John von Düffel is an award-winning German author, and Adolph's film follows him during the creation and subsequent publication and reception of his novel Houwelandt. As the Berlin newspaper Der Tagesspiegel points out: "He who believes that novels are still written by literary geniuses alone in a silent closet is a knave. Today, the author presents the publisher with a concept draft before starting to write."
We did the subtitles, contracted by Subs Hamburg.

Saturday 4 June 2016

Projekt: Superwoman (Austria, 2016)

(Documentary film, 90 min., written & directed by Barbara Caspar)
As a translator, you sometimes work projects that appear to fall off the face of the earth. Some you never hear of again, others suddenly reappear under a new name or the banner of some other firm than the one that originally contracted your services.

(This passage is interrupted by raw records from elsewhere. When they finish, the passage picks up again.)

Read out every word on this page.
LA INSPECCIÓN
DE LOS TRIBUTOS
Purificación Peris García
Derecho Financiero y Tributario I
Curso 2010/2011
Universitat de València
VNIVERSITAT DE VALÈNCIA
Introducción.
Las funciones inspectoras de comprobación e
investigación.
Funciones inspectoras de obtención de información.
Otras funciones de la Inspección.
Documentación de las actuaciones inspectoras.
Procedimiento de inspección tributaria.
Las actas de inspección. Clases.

That's the case with this documentary film, Projekt: Superwoman, the topic of which we found truly intriguing when we translated a treatment for it seven years ago, way back in 2009 — and not for Lotus Film, the Austrian company releasing it this year.
Projekt: Superwoman was written and directed by Barbara Caspar, an art-house documentary director whose taste seems to lean towards absorbing feminist subjects. Here, she tackles the true and relatively unknown story (especially outside of Spain, where it transpired) of the radical proto-feminist Aurora Rodriguez (23 April 1879 — 28 Dec 1955) and her daughter Hildegart, "the Red Virgin".

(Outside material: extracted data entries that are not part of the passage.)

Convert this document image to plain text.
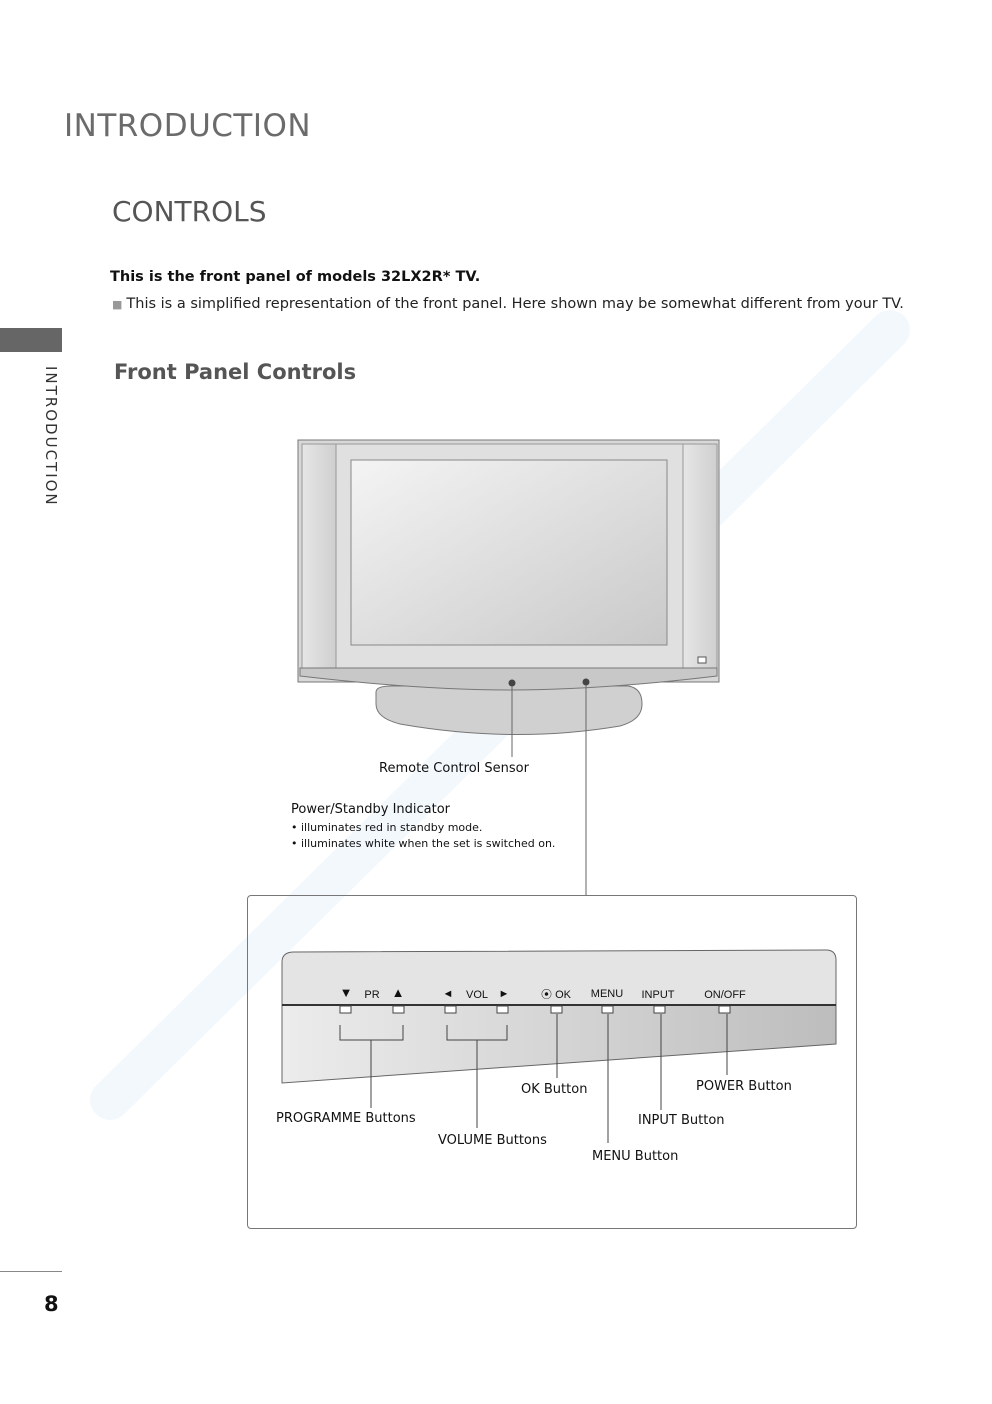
INTRODUCTION
INTRODUCTION
CONTROLS
This is the front panel of models 32LX2R* TV.
■ This is a simplified representation of the front panel. Here shown may be somewhat different from your TV.
Front Panel Controls
Remote Control Sensor
Power/Standby Indicator
• illuminates red in standby mode.
• illuminates white when the set is switched on.
▼ PR ▲	◄ VOL ►	⦿ OK MENU INPUT	ON/OFF
PROGRAMME Buttons
VOLUME Buttons
OK Button
MENU Button
INPUT Button
POWER Button
8
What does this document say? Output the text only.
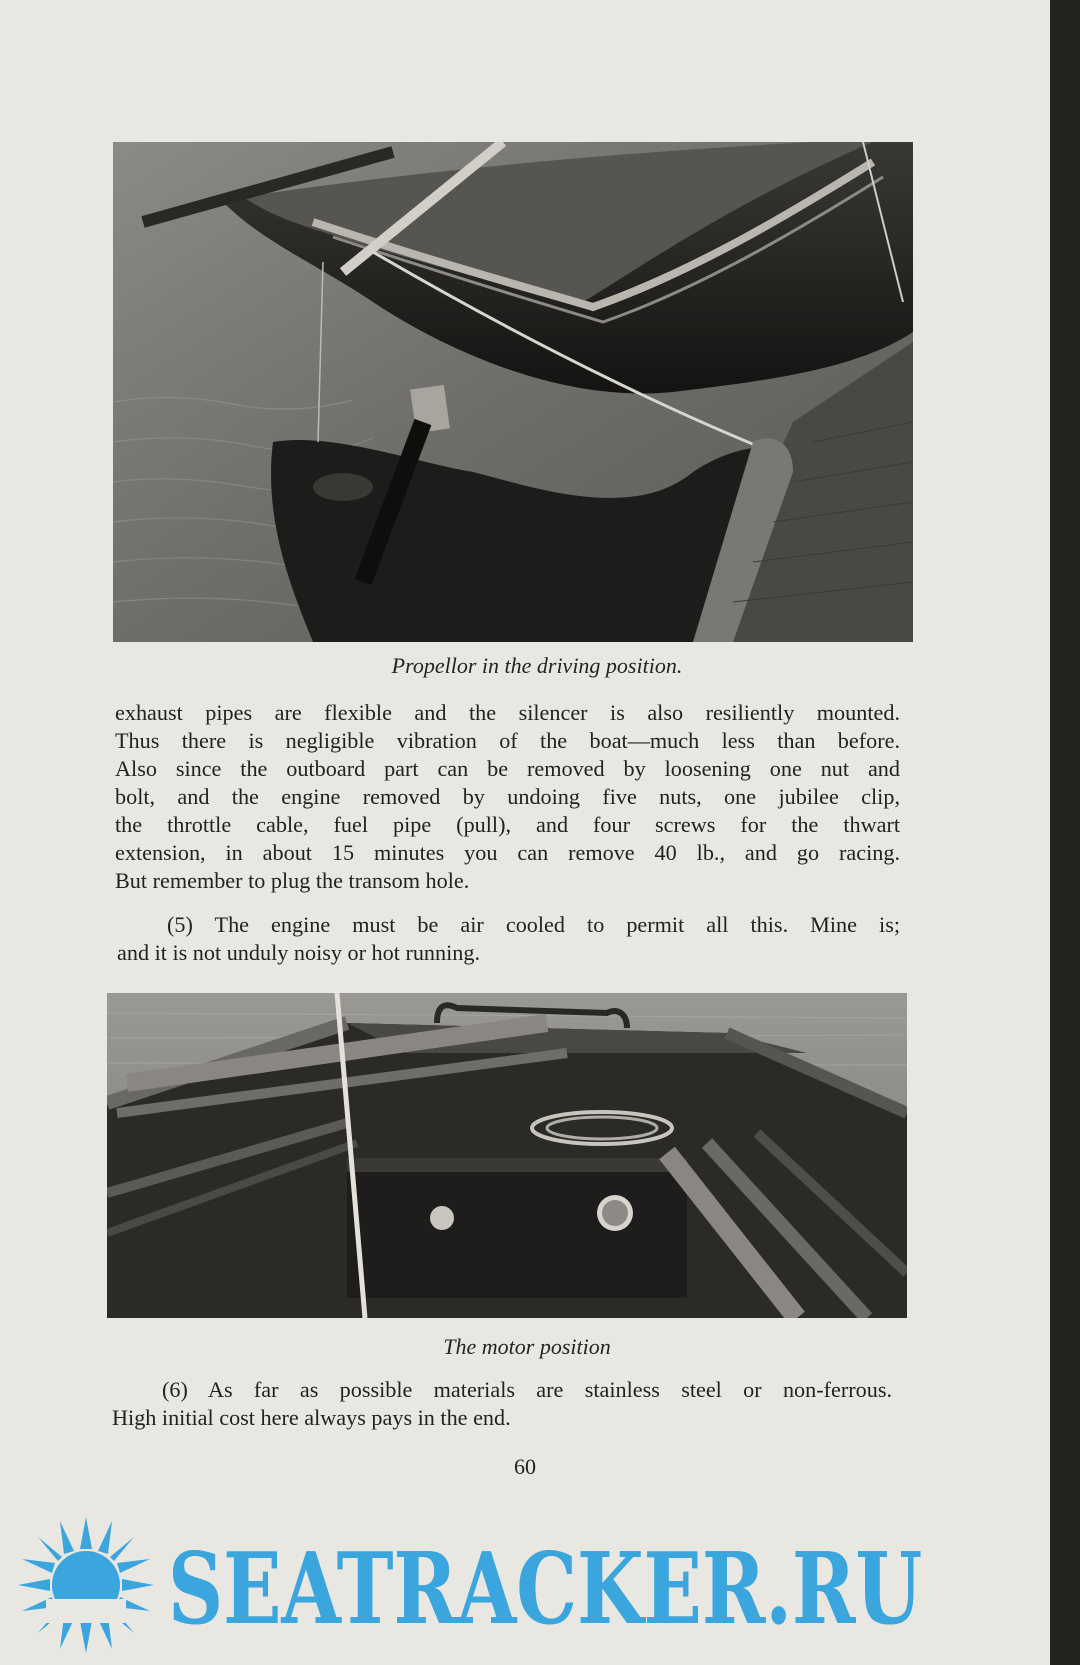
Propellor in the driving position.
exhaust pipes are flexible and the silencer is also resiliently mounted.
Thus there is negligible vibration of the boat—much less than before.
Also since the outboard part can be removed by loosening one nut and
bolt, and the engine removed by undoing five nuts, one jubilee clip,
the throttle cable, fuel pipe (pull), and four screws for the thwart
extension, in about 15 minutes you can remove 40 lb., and go racing.
But remember to plug the transom hole.
(5) The engine must be air cooled to permit all this. Mine is;
and it is not unduly noisy or hot running.
The motor position
(6) As far as possible materials are stainless steel or non-ferrous.
High initial cost here always pays in the end.
60
SEATRACKER.RU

Aurora was a firm believer in eugenics who, thanks to an unknown donor found via newspaper advertisements, produced her amazing daughter, Hildegart (born 9 Dec, 1914), a brilliant intellectual prodigy who spoke six languages, possessed a law degree, had written masses of articles and books, and become an international leftist leader all by her late teens. When Hildegart tried to become an independent woman and leave her overbearing and possessive mother for a position as secretary for H.G. Wells, Aurora shot her dead.
To paraphrase the Lotus Film website: Casper's documentary, Projekt: Superwoman, tells the story as a mixture of documentary and animation film; she examines the Rodriguez case and explores the extent to which this story reflects current mother-daughter relationships and modern lifestyles.

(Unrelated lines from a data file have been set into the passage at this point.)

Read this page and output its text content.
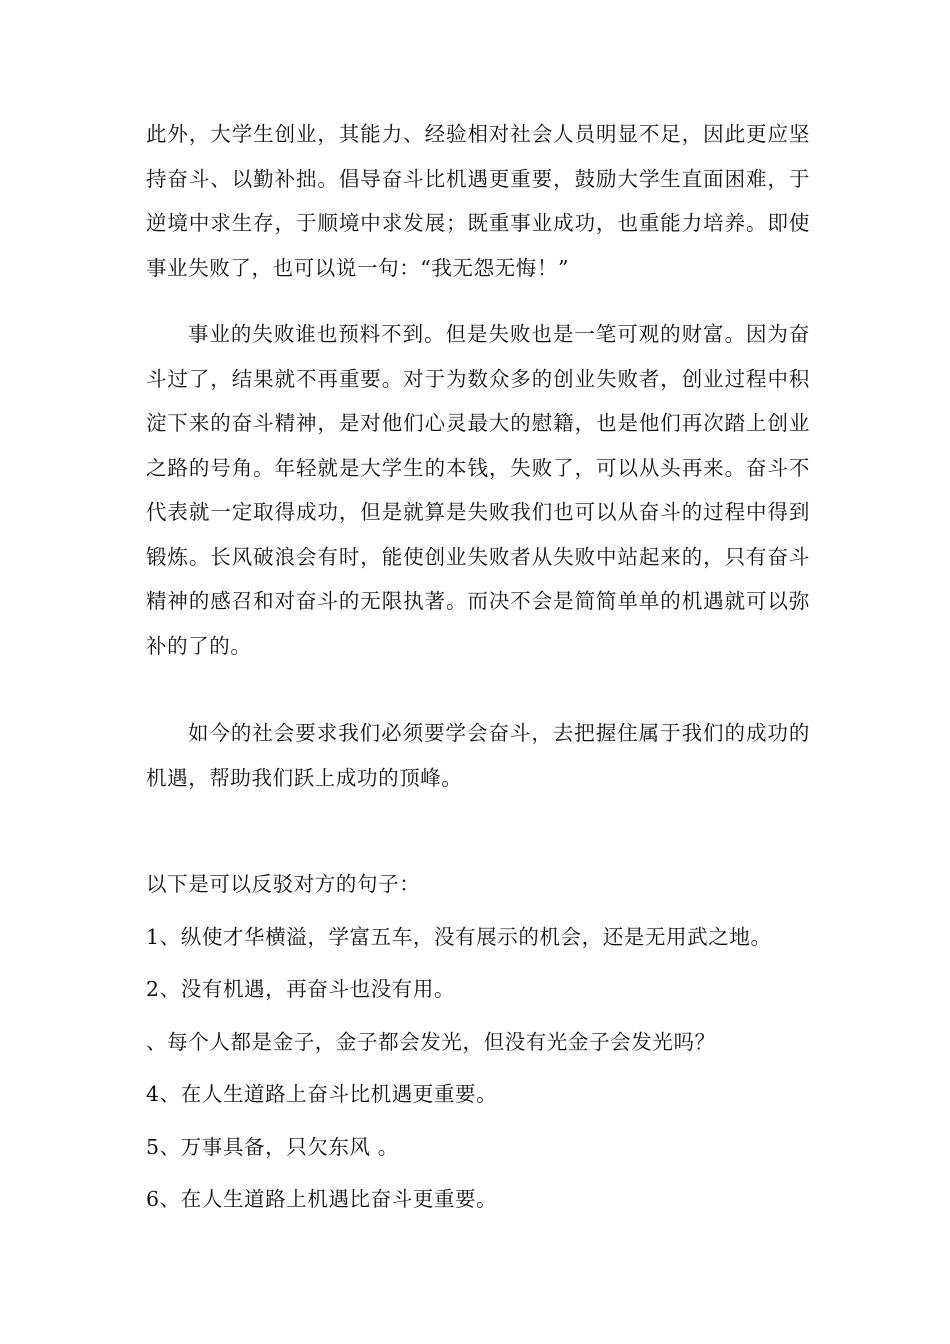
此外，大学生创业，其能力、经验相对社会人员明显不足，因此更应坚持奋斗、以勤补拙。倡导奋斗比机遇更重要，鼓励大学生直面困难，于逆境中求生存，于顺境中求发展；既重事业成功，也重能力培养。即使事业失败了，也可以说一句：“我无怨无悔！”

事业的失败谁也预料不到。但是失败也是一笔可观的财富。因为奋斗过了，结果就不再重要。对于为数众多的创业失败者，创业过程中积淀下来的奋斗精神，是对他们心灵最大的慰籍，也是他们再次踏上创业之路的号角。年轻就是大学生的本钱，失败了，可以从头再来。奋斗不代表就一定取得成功，但是就算是失败我们也可以从奋斗的过程中得到锻炼。长风破浪会有时，能使创业失败者从失败中站起来的，只有奋斗精神的感召和对奋斗的无限执著。而决不会是简简单单的机遇就可以弥补的了的。

如今的社会要求我们必须要学会奋斗，去把握住属于我们的成功的机遇，帮助我们跃上成功的顶峰。

以下是可以反驳对方的句子：
1、纵使才华横溢，学富五车，没有展示的机会，还是无用武之地。
2、没有机遇，再奋斗也没有用。
、每个人都是金子，金子都会发光，但没有光金子会发光吗？
4、在人生道路上奋斗比机遇更重要。
5、万事具备，只欠东风 。
6、在人生道路上机遇比奋斗更重要。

The story was previously filmed by the Peru-born Spanish filmmaker and actor Fernando Fernán Gómez (28 Aug 1921 — 21 Nov 2007) in 1977 as Mi hija Hildegart / My Daughter Hildegart (poster above), and as a short film in 2011 by Sheila Pye entitled The Red Virgin — "Red Virgin" being the nickname bequeathed Hildegart while still alive.
The director Boris Undorf, most likely unintentionally, used a riff of the story for his intriguing and unjustly unknown low-budget, US-set horror movie Sonata in 2004.